Eliminating industry subsidies, however, faces strong political resistance in the U.S. Subsidies, the OCI report notes, "have been defended by a Congress influenced by $350 million in campaign contributions and lobbying expenditures by the fossil fuel industry," which reseachers estimate "equates to a 8,200 percent return on investment."
"For members of Congress who consider themselves climate champions, eliminating the subsidies that drive fossil fuel expansion and climate pollution is a critical starting point," said Janet Redman, OCI' s U.S. policy director and principal author of the report.
Congress, though, is not the only political barrier to curbing U.S. emissions. President Donald Trump, in June, vowed to withdraw from the Paris climate agreement, and since then the U.S. has sidelined itself in discussions about reducing emissions globally.
"While the rest of the world moves toward a renewable energy future, dirty energy defenders in the Trump administration are using our taxpayer dollars to promote dangerous new fossil fuel development," Redman added. "Until we separate oil and state, the dirty energy money cycle of fossil fuel contributions going into Congress and oil, gas, and coal subsidies coming out will stymie our chances at revolutionizing the energy sector and staving off worsening climate disasters."

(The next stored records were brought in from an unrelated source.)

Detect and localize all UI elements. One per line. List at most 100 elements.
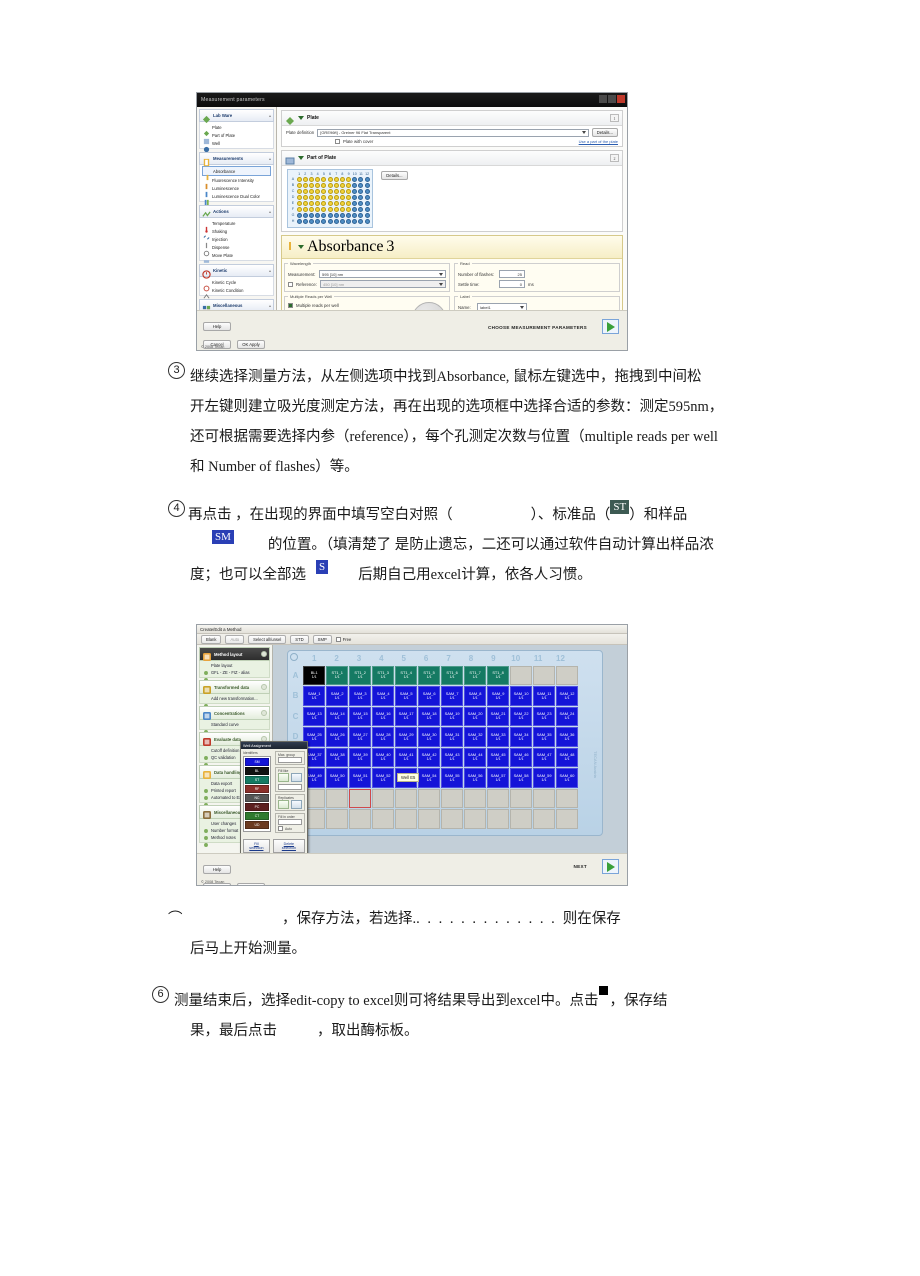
- identifier-swatch[interactable]: UD: [245, 821, 269, 829]
- plate-col-header[interactable]: 11: [527, 654, 549, 663]
- part-of-plate-details-button[interactable]: Details...: [381, 171, 408, 180]
- plate-well[interactable]: ST1_6 1/1: [440, 665, 464, 685]
- plate-well[interactable]: [555, 809, 579, 829]
- collapse-icon[interactable]: [261, 684, 267, 690]
- plate-well[interactable]: BL1 1/1: [303, 665, 326, 685]
- group-header-kinetic[interactable]: Kinetic ▴: [199, 264, 274, 279]
- fill-direction-buttons[interactable]: [278, 773, 302, 782]
- sidebar-item-part-of-plate[interactable]: Part of Plate: [202, 131, 271, 144]
- sidebar-item-kinetic-condition[interactable]: Kinetic Condition: [202, 286, 271, 299]
- plate-col-header[interactable]: 4: [370, 654, 392, 663]
- sidebar-item-luminescence[interactable]: Luminescence: [202, 184, 271, 197]
- plate-well[interactable]: [463, 809, 487, 829]
- plate-well[interactable]: [348, 788, 372, 808]
- plate-col-header[interactable]: 10: [505, 654, 527, 663]
- plate-well[interactable]: SAM_17 1/1: [394, 706, 418, 726]
- plate-well[interactable]: SAM_45 1/1: [486, 747, 510, 767]
- blank-button[interactable]: Blank: [201, 634, 222, 644]
- chevron-down-icon[interactable]: [439, 282, 443, 286]
- plate-well[interactable]: SAM_13 1/1: [303, 706, 326, 726]
- plate-well[interactable]: SAM_9 1/1: [486, 686, 510, 706]
- plate-well[interactable]: SAM_32 1/1: [463, 727, 487, 747]
- method-sidebar-item[interactable]: Standard curve: [202, 721, 267, 734]
- plate-well[interactable]: SAM_27 1/1: [348, 727, 372, 747]
- identifier-swatch[interactable]: SM: [244, 757, 270, 767]
- plate-well[interactable]: SAM_14 1/1: [325, 706, 349, 726]
- method-group-header[interactable]: Concentrations: [199, 706, 270, 720]
- plate-96-selector[interactable]: 1 2 3 4 5 6 7 8 9 10 11 12 ABCDEFGH: [287, 169, 374, 228]
- identifier-swatch[interactable]: BL: [245, 767, 269, 775]
- plate-well[interactable]: SAM_34 1/1: [509, 727, 533, 747]
- plate-well[interactable]: [364, 218, 370, 224]
- plate-well[interactable]: [325, 788, 349, 808]
- flashes-input[interactable]: 25: [499, 270, 525, 278]
- chevron-down-icon[interactable]: [298, 245, 304, 249]
- plate-well[interactable]: SAM_52 1/1: [371, 768, 395, 788]
- plate-row[interactable]: C SAM_13 1/1 SAM_14 1/1 SAM_15 1/1 SAM_16 1/1 SAM…: [288, 706, 602, 727]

To achieve that, Tim McDonnell argued in a Washington Post analysis published Monday, "forget the Paris agreement. The real solution to climate change is in the U.S. tax code." Noting that fossil fuel industry lobbyists are celebrating the new Republican tax plan, released last week, as "a win," McDonnell concludes "tax reform can help fight climate change—just not the kind of tax reform Trump and Republicans are proposing."